Aujourd’hui, Virgin propose 28 destinations exclusivement intercontinentales au départ de Londres, Glasgow et Manchester. En 2010, la compagnie a transporté sur ses 39 appareils 5,3 millions de passagers, en baisse par rapport au record de 2008 où ce chiffre s’était élevé à 5,7 millions. L’attractivité de Virgin doit beaucoup à son esprit d’innovation dans le service, qui confine parfois à l’excentricité. Un concept qui se veut le fidèle reflet de la personnalité de son PDG. Mais sa réputation et l’ensemble de son réseau en ont fait une proie de choix pour les autres compagnies. Si 49 % des parts de la compagnie se trouve entre les mains de Singapore Airlines,Virgin conserve cependant sa totale indépendance et n’appartient à aucune alliance. On a longtemps parlé d’une fusion avec bmi – qui n’est plus d’actualité – , et plus récemment, d’un rapprochement avec Delta Air Lines. L’avenir dira si Virgin pourra encore longtemps se payer le luxe de rester sans partenaire stratégique…
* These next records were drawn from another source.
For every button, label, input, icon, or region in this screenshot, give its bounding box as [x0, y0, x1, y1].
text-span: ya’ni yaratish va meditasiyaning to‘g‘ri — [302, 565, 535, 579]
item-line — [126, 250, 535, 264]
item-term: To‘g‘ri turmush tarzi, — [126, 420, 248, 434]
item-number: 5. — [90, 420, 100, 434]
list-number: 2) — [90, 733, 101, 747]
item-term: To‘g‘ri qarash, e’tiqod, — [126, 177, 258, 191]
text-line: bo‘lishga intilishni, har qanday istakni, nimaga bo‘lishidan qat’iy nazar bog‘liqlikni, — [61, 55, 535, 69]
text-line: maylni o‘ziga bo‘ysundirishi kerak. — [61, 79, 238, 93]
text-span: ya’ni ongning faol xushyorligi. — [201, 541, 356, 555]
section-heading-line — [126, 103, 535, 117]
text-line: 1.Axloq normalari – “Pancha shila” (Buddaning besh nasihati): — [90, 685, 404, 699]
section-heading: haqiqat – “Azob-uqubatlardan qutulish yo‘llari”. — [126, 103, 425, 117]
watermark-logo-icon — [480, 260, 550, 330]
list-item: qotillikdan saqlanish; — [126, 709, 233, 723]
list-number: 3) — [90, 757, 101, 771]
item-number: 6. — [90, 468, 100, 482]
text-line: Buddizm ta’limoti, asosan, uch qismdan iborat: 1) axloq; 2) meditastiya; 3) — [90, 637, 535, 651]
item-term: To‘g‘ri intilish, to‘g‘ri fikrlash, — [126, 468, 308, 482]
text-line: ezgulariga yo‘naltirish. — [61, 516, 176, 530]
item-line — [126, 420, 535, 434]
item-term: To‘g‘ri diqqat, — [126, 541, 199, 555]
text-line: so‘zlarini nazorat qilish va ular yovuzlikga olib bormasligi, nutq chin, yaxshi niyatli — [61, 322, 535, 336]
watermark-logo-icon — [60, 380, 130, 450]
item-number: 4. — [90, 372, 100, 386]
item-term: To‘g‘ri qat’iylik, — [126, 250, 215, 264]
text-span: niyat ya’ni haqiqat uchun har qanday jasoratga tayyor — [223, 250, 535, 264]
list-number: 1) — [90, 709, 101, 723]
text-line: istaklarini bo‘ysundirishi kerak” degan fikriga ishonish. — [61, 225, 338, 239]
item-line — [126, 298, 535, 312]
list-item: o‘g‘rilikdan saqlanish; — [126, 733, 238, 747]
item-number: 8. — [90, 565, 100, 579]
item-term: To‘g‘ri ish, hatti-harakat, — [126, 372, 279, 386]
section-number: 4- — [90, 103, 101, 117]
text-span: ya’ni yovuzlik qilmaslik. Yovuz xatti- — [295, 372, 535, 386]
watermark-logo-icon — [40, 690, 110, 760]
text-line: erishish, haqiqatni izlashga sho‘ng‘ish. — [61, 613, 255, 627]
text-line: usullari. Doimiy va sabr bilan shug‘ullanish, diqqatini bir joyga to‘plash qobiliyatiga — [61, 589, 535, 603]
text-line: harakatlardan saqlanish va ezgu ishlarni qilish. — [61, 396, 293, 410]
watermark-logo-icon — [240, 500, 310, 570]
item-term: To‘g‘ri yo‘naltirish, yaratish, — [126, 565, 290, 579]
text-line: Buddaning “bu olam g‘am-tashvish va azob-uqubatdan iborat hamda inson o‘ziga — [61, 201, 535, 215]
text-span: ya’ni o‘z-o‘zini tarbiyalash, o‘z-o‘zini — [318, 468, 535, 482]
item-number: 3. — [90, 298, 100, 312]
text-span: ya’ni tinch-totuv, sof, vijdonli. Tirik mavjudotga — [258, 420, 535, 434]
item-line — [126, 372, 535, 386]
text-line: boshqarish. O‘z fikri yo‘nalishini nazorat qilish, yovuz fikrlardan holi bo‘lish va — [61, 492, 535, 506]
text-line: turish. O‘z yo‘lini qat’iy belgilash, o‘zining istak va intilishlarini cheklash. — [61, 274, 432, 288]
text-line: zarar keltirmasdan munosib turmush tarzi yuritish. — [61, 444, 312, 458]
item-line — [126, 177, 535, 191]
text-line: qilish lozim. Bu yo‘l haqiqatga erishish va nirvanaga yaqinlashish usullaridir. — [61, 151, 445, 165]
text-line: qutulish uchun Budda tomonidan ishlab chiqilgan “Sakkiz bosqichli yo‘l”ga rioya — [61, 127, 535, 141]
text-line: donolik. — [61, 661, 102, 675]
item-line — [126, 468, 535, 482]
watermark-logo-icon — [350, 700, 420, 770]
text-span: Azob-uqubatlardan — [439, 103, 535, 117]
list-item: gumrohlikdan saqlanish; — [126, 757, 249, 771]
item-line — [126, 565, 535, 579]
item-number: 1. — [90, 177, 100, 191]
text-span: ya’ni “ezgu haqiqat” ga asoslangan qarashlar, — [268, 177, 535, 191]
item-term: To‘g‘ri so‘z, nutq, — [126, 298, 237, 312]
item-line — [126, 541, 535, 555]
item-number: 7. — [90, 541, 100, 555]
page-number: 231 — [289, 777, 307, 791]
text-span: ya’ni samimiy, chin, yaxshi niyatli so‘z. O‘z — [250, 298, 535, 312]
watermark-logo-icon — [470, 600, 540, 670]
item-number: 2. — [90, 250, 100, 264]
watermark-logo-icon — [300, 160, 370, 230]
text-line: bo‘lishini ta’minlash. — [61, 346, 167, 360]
Parmi les autres acteurs présents sur les lignes intercontinentales, Air Europa incarne la reconversion réussie d’une compagnie à vocation purement loisirs en transporteur véritablement global. Propriété du groupe touristique Globalia, la compagnie espagnole transporte plus de neuf millions de passagers chaque année avec une flotte de 43 appareils. Membre de SkyTeam, sa principale force réside aujourd’hui dans son important réseau à destination de l’Amérique latine. Après avoir lancé en 2010 une liaison au départ de Madrid vers Lima, Air Europa a inauguré en juin quatre vols hebdomadaires entre Madrid et Mexico. La compagnie dessert également Buenos Aires, Caracas, La Havane, Cancun, Punta Cana, Salvador de Bahia ainsi que Miami et New York.
Produits affaires
En France, Corsairfly pourrait suivre les traces de son homologue espagnol. Intégré au puissant groupe de voyages TUI, le transporteur a développé ces dernières années un réseau de lignes intercontinentales qui se révèlent également attractives pour les hommes d’affaires, notamment avec la réorganisation de ses dessertes l’hiver dernier. Corsairfly offre désormais un programme plus étalé, avec une desserte à l’année du Sénégal, de la Réunion, des Antilles, de l’île Maurice, de Madagascar, de la Floride et du Canada. Sur ses avions, la compagnie propose la classe Grand Large, un produit premium qui donne également accès à des salons affaires sur les principaux aéroports et, depuis peu, à son propre salon Grand Large inauguré en juin dernier à Orly. La zone d’enregistrement dédiée aux voyageurs de cette classe a également été réorganisée.
La bataille bat d’ailleurs son plein entre Corsairfly, Air Austral et Air Caraïbes sur la desserte des DOM. Aujourd’hui, sur les Antilles, Air Caraïbes est en deuxième position derrière le groupe Air France avec une part de marché de 27 % en 2010, tandis qu’Air Austral arrive à capter plus de 40 % du marché Paris-La Réunion. Les deux transporteurs proposent des fréquences quotidiennes sur leurs axes principaux ainsi qu’une classe affaires offrant de bonnes prestations. Et ces compagnies ne sont d’ailleurs pas dépourvues d’ambitions. Air Caraïbes et Air Austral comptent ainsi coopérer dans l’exploitation des deux Airbus A380 dont l’entrée en service est prévue autour de 2014/2015. Les compagnies secondaires ? Une alternative à bien considérer, d’autant que leur offre tarifaire permet généralement de réaliser des économies.